Property Remains a Great Investment in the Right Locations
Despite media reports of a property slump, the demand for buy to let homes in East London shows no sign of abating.
Over the past decade, the housing market has been one of the few sectors to remain healthy and to generate consistent returns for investors. Little wonder, then, that there are now an incredible two million private landlords in the country who own one or more investment properties.
Pay too much attention to the national media, and you would be forgiven for thinking that the market is about to crash and burn. However, while scare stories about a property crash might be good for selling newspapers, the indications from letting agents in Ilford suggest that property remains a sound investment, provided you remember the three golden rules of location, location, location.
Fixer upper prompts a bidding war
The health of the market was brought into sharp focus by a property that was sold at auction last month. South Park Road in Ilford is prime buy-to-let territory. It’s a peaceful location, with established Victorian terraces to one side and the green space and lakes of South Park to the other, yet Seven Kings station is only a 15-minute walk.
When a fixer-upper became available at auction, it attracted plenty of interest. The house was structurally sound, and had double glazing, gas central heating and off-street parking. However, it was in need of modernisation and decorating throughout. Auctioneers had set a guide price of around £330,000, but this came and went. The packed auction house could only look on as it finally sold for an astonishing £430,000.
Billionaires abandoning the City?
The above example demonstrates that the right property in the right place is always going to attract interest. If you look more closely at the recent media coverage that is shouting about London prices going through the floor, it is interesting to note exactly where these properties are.
Cross referencing data from the Office of National Statistics and the Land Registry shows that the City of London, Kensington and Chelsea and Westminster all saw prices tumble dramatically – by almost 25 percent in the case of the City. Given that these are the premium locations favoured by the super-rich, it suggests that there are other things at play here that go beyond the dynamics of the broader housing market.
Macro-economic factors related to US trade policy and the potential implications of Brexit are two examples.
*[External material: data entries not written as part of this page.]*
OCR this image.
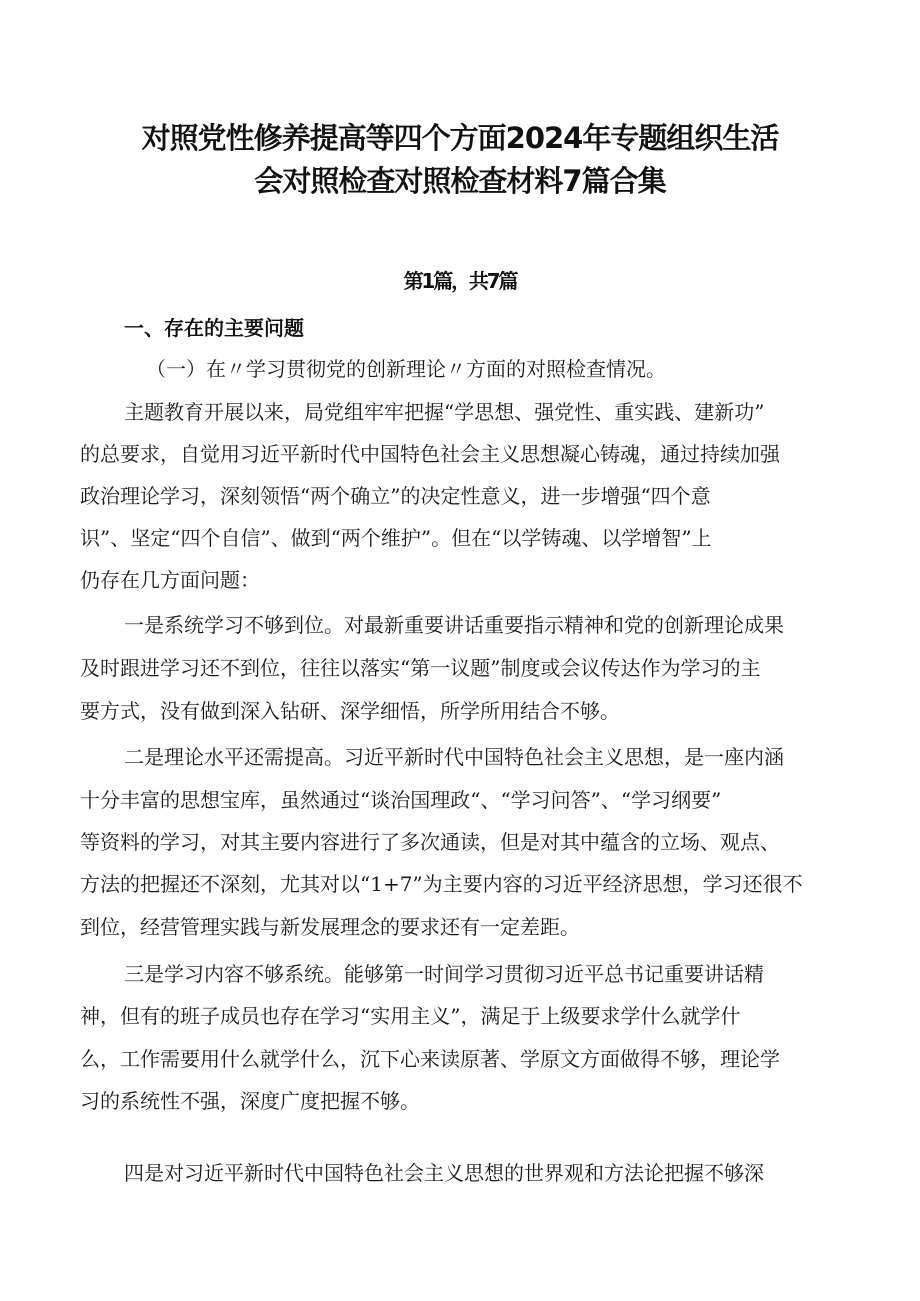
对照党性修养提高等四个方面2024年专题组织生活
会对照检查对照检查材料7篇合集
第1篇，共7篇
一、存在的主要问题
（一）在〃学习贯彻党的创新理论〃方面的对照检查情况。
主题教育开展以来，局党组牢牢把握“学思想、强党性、重实践、建新功”
的总要求，自觉用习近平新时代中国特色社会主义思想凝心铸魂，通过持续加强
政治理论学习，深刻领悟“两个确立”的决定性意义，进一步增强“四个意
识”、坚定“四个自信”、做到“两个维护”。但在“以学铸魂、以学增智”上
仍存在几方面问题：
一是系统学习不够到位。对最新重要讲话重要指示精神和党的创新理论成果
及时跟进学习还不到位，往往以落实“第一议题”制度或会议传达作为学习的主
要方式，没有做到深入钻研、深学细悟，所学所用结合不够。
二是理论水平还需提高。习近平新时代中国特色社会主义思想，是一座内涵
十分丰富的思想宝库，虽然通过“谈治国理政“、“学习问答”、“学习纲要”
等资料的学习，对其主要内容进行了多次通读，但是对其中蕴含的立场、观点、
方法的把握还不深刻，尤其对以“1+7”为主要内容的习近平经济思想，学习还很不
到位，经营管理实践与新发展理念的要求还有一定差距。
三是学习内容不够系统。能够第一时间学习贯彻习近平总书记重要讲话精
神，但有的班子成员也存在学习“实用主义”，满足于上级要求学什么就学什
么，工作需要用什么就学什么，沉下心来读原著、学原文方面做得不够，理论学
习的系统性不强，深度广度把握不够。
四是对习近平新时代中国特色社会主义思想的世界观和方法论把握不够深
For most of us, they constitute an interesting topic for discussion over dinner, but for billionaire foreign investors, they can be significant indicators in deciding whether to buy or sell.
The only way is up
Seeing one property in a perfect location vastly exceed its reserve makes for an interesting case study. However, the broader picture for East London is one of clear and sustained growth. In May 2016, the average price of a house in Ilford was £341,000. In May 2017, it was £384,000 and in May 2018, amid all the news of declining values, it was £408,000.
The same pattern can be seeing in neighbouring areas such Barking and Romford. It goes to prove two things – one is that there really is no better investment than bricks and mortar. The other is that you should be cautious about believing everything you read in the paper.